This is the last of a six-part review of the Pentaho BI suite. In each part of the review, we will take a look at the components that make up the BI suite, according to how they would be used in the real world.
In this sixth part, originally, I'd like to at least touch on the only part of Pentaho BI Suite we have not talked about before: Data Mining. However as I gather my materials, I realized that Data Mining (along with its ilks: Machine Learning, Predictive Analysis, etc.) is too big of a topic to fit in the space that we have here. Even if I try, the usefulness would be limited at best since at the moment, while the result is being used to solve real-world problems, the usage of Data Mining tools is still exclusively within the realm of data scientists.
In addition, as of late I use Python more for working with datasets that requires a lot of munging, preparing, and cleaning. So as an extension to that, I ended using Pandas, SciKit Learning, and other Python-specific Data Mining libraries instead of Weka (which is basically what the Pentaho Data Mining tool is).
So for those who are new to Data Mining with Pentaho, here is a good place to start, an interview with Mark Hall who was one of the author of Weka who now works for Pentaho: https://www.floss4science.com/machine-learning-with-weka-mark-hall
The link above also has some links to where to find more information.
For those who are experienced data scientists, you probably already made up your mind on which tool suits your needs best and just like I went with Python libraries, you may or may not prefer the GUI approach like Weka.
New Release: Pentaho 5.0 CE
For the rest of this review, we will go over the new changes that comes with the highly anticipated release of the 5.0 CE version. Overall, there are a lot of improvements in various parts of the suite such as PDI and PRD, but we will focus on the BI Server itself, where the largest impact of the new release can be seen.
A New Repository System
In this new release, one of the biggest shock for existing users is the switch from file-based repository system to the new JCR-based one. JCR is a database-backed content repository system that was implemented by the Apache Foundation and code-named “Jackrabbit.”
It remains to be seen if this switch will pay off for both the developers and the users in the long run. But it is stable and working for the most part, so I can't complain.

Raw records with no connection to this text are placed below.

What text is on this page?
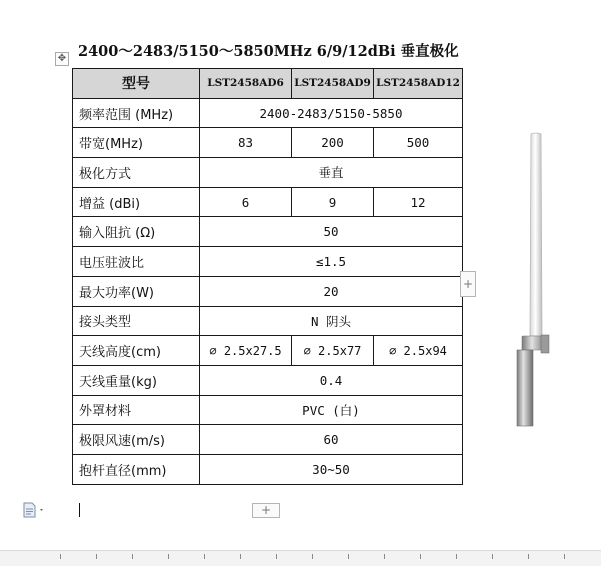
2400～2483/5150～5850MHz 6/9/12dBi 垂直极化
✥
型号	LST2458AD6	LST2458AD9	LST2458AD12
频率范围 (MHz)	2400-2483/5150-5850		
带宽(MHz)	83	200	500
极化方式	垂直		
增益 (dBi)	6	9	12
输入阻抗 (Ω)	50		
电压驻波比	≤1.5		
最大功率(W)	20		
接头类型	N 阴头		
天线高度(cm)	⌀ 2.5x27.5	⌀ 2.5x77	⌀ 2.5x94
天线重量(kg)	0.4		
外罩材料	PVC (白)		
极限风速(m/s)	60		
抱杆直径(mm)	30~50		
+
+
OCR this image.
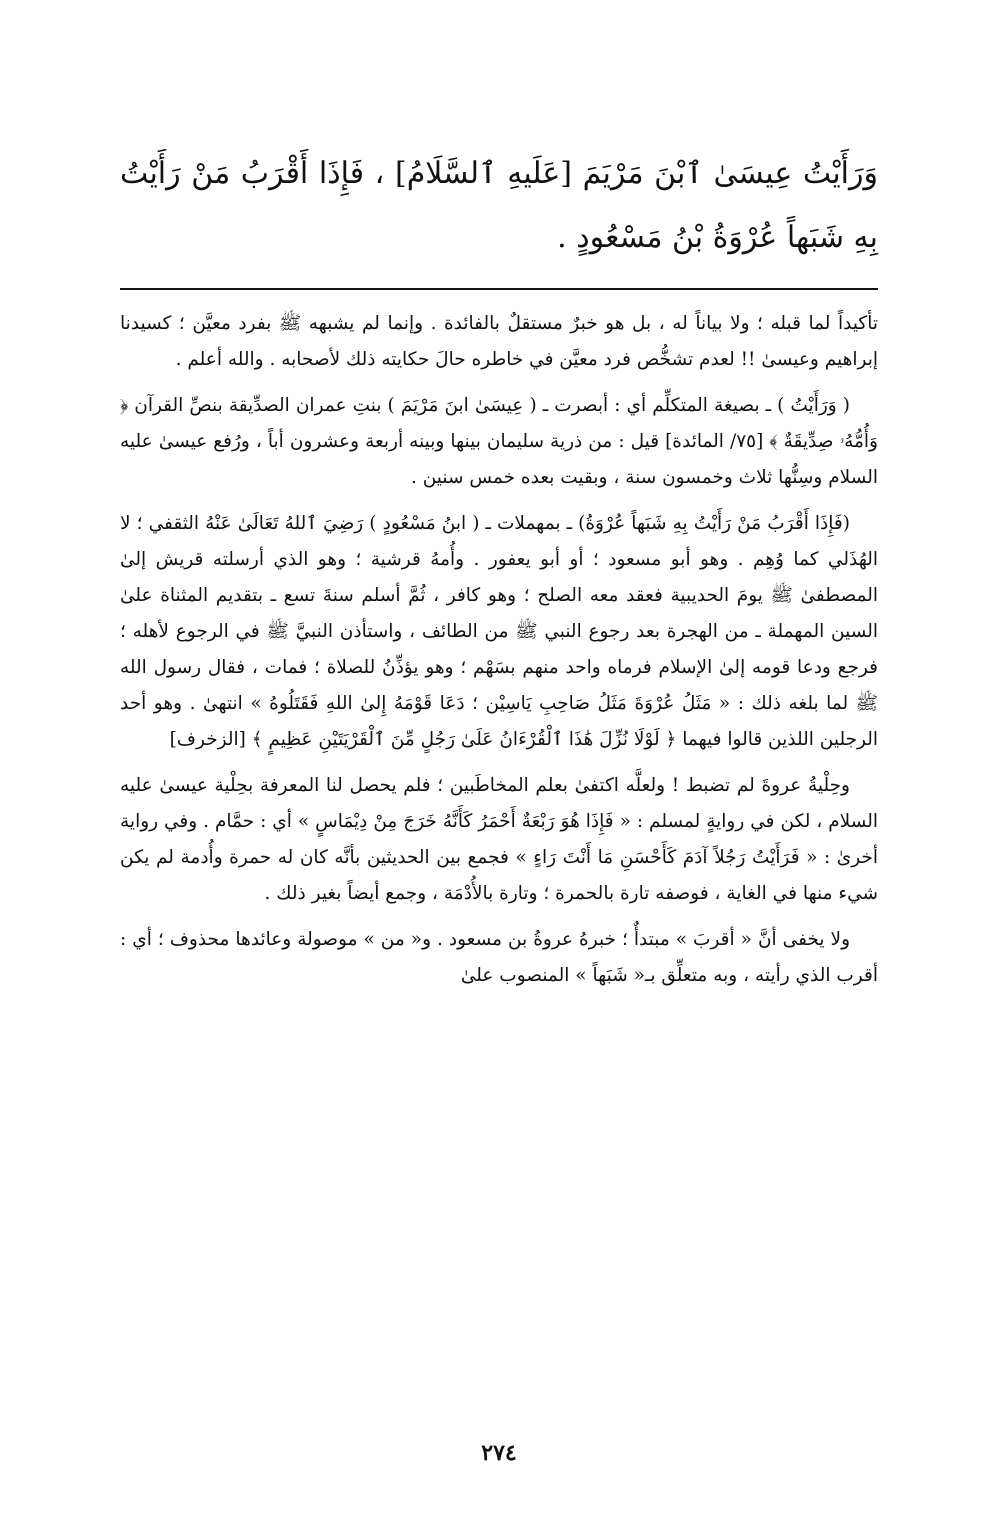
وَرَأَيْتُ عِيسَىٰ ٱبْنَ مَرْيَمَ [عَلَيهِ ٱلسَّلَامُ] ، فَإِذَا أَقْرَبُ مَنْ رَأَيْتُ بِهِ شَبَهاً عُرْوَةُ بْنُ مَسْعُودٍ .

تأكيداً لما قبله ؛ ولا بياناً له ، بل هو خبرٌ مستقلٌ بالفائدة . وإنما لم يشبهه ﷺ بفرد معيَّن ؛ كسيدنا إبراهيم وعيسىٰ !! لعدم تشخُّص فرد معيَّن في خاطره حالَ حكايته ذلك لأصحابه . والله أعلم .

( وَرَأَيْتُ ) ـ بصيغة المتكلِّم أي : أبصرت ـ ( عِيسَىٰ ابنَ مَرْيَمَ ) بنتِ عمران الصدِّيقة بنصِّ القرآن ﴿ وَأُمُّهُۥ صِدِّيقَةٌ ﴾ [٧٥/ المائدة] قيل : من ذرية سليمان بينها وبينه أربعة وعشرون أباً ، ورُفع عيسىٰ عليه السلام وسِنُّها ثلاث وخمسون سنة ، وبقيت بعده خمس سنين .

(فَإِذَا أَقْرَبُ مَنْ رَأَيْتُ بِهِ شَبَهاً عُرْوَةُ) ـ بمهملات ـ ( ابنُ مَسْعُودٍ ) رَضِيَ ٱللهُ تَعَالَىٰ عَنْهُ الثقفي ؛ لا الهُذَلي كما وُهِم . وهو أبو مسعود ؛ أو أبو يعفور . وأُمهُ قرشية ؛ وهو الذي أرسلته قريش إلىٰ المصطفىٰ ﷺ يومَ الحديبية فعقد معه الصلح ؛ وهو كافر ، ثُمَّ أسلم سنةَ تسع ـ بتقديم المثناة علىٰ السين المهملة ـ من الهجرة بعد رجوع النبي ﷺ من الطائف ، واستأذن النبيَّ ﷺ في الرجوع لأهله ؛ فرجع ودعا قومه إلىٰ الإسلام فرماه واحد منهم بسَهْم ؛ وهو يؤذِّنُ للصلاة ؛ فمات ، فقال رسول الله ﷺ لما بلغه ذلك : « مَثَلُ عُرْوَةَ مَثَلُ صَاحِبِ يَاسِيْن ؛ دَعَا قَوْمَهُ إِلىٰ اللهِ فَقَتَلُوهُ » انتهىٰ . وهو أحد الرجلين اللذين قالوا فيهما ﴿ لَوْلَا نُزِّلَ هَٰذَا ٱلْقُرْءَانُ عَلَىٰ رَجُلٍ مِّنَ ٱلْقَرْيَتَيْنِ عَظِيمٍ ﴾ [الزخرف]

وحِلْيةُ عروةَ لم تضبط ! ولعلَّه اكتفىٰ بعلم المخاطَبين ؛ فلم يحصل لنا المعرفة بحِلْية عيسىٰ عليه السلام ، لكن في روايةٍ لمسلم : « فَإِذَا هُوَ رَبْعَةٌ أَحْمَرُ كَأَنَّهُ خَرَجَ مِنْ دِيْمَاسٍ » أي : حمَّام . وفي رواية أخرىٰ : « فَرَأَيْتُ رَجُلاً آدَمَ كَأَحْسَنِ مَا أَنْتَ رَاءٍ » فجمع بين الحديثين بأنَّه كان له حمرة وأُدمة لم يكن شيء منها في الغاية ، فوصفه تارة بالحمرة ؛ وتارة بالأُدْمَة ، وجمع أيضاً بغير ذلك .

ولا يخفى أنَّ « أقربَ » مبتدأٌ ؛ خبرهُ عروةُ بن مسعود . و« من » موصولة وعائدها محذوف ؛ أي : أقرب الذي رأيته ، وبه متعلِّق بـ« شَبَهاً » المنصوب علىٰ

٢٧٤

One of the best feature of the Pentaho BI Server is its plugin-friendly architecture. In version 5.0 this architecture has been given a new face called the Marketplace:
This new interface serves two important functions:
There are already several new plugins that is available with this new release, notably Pivot4J Analytics. An alternative to Saiku that shows a lot of promises to become a very useful tool to work with OLAP data. Another one that excites me is Sparkl with which you can create other custom plugins.
The Administration Console
The new version also brings about a new Administration Console where we manage Users and Roles:
No longer do we have to fire-off another server just to do this basic administrator task. In addition, you can manage the Mail server (no more wrangling configuration files).
The New Dashboard Editor
As we discussed in Part V of this review, the CDE is a very powerful dashboard editor. In version 5.0, the list of available Components are further lengthen by new ones. And the overall editor seems to be more responsive in this new release.

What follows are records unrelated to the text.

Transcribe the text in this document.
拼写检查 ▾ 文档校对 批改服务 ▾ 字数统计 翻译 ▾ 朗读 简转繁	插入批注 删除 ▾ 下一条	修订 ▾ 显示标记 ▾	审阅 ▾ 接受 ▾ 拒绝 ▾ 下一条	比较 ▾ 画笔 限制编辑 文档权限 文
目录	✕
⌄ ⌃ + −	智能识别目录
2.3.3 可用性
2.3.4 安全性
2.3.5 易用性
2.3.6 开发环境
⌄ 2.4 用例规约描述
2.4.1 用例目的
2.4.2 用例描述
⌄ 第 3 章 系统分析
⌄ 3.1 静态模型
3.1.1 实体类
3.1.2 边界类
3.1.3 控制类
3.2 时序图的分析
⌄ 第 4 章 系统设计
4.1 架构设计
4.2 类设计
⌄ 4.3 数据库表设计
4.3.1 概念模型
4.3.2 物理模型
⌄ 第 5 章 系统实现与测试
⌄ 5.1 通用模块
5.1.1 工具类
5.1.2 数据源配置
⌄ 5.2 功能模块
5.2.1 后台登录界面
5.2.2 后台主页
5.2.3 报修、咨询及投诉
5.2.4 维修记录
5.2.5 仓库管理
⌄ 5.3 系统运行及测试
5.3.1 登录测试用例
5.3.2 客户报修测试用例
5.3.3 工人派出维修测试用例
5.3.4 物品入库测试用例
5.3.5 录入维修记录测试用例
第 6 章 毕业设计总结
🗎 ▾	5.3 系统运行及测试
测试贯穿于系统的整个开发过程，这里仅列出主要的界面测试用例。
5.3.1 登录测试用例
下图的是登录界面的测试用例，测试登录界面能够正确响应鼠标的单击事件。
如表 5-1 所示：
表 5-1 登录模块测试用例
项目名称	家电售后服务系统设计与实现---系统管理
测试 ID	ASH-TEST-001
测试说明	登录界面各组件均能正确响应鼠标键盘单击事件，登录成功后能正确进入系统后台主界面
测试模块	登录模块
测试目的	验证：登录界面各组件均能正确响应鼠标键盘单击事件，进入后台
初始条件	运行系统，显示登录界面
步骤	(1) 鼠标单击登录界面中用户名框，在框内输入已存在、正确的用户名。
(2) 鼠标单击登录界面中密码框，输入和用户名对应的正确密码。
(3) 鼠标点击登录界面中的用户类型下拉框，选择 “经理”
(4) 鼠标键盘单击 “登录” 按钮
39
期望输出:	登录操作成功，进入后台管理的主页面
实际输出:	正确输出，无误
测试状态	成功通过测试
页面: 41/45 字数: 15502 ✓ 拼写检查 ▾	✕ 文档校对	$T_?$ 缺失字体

Usage experience: The improvements in the Dashboard editor is helping me to create dashboards for my clients that goes beyond the static ones. In fact, the one below (demo purposes only) has the interactivity level that rivals a web application or an electronic form:
NOTE: Nikon and Olympus are trademarks of Nikon Corporation and Olympus Group respectively.
Even though the final product of a Data Warehouse of a BI system is a set of answers and forecasts, or dashboards and reports, it is easy to forget that without the tools that help us to consolidate, clean up, aggregate, and analyze the data, we will never get to the results we are aiming for.
As you can probably tell, I serve my clients with various tools that makes sense given their situation, but time and again, the Pentaho BI Suite (CE version especially) has risen to fulfill the needs. I have created Data Warehouses from scratch using Pentaho BI CE, pulling in data from various sources using the PDI, created OLAP cubes with the PSW, which ends up as the data source for the various dashboards (financial dashboards, inventory dashboards, marketing dashboards, etc.) and published reports created using the PRD.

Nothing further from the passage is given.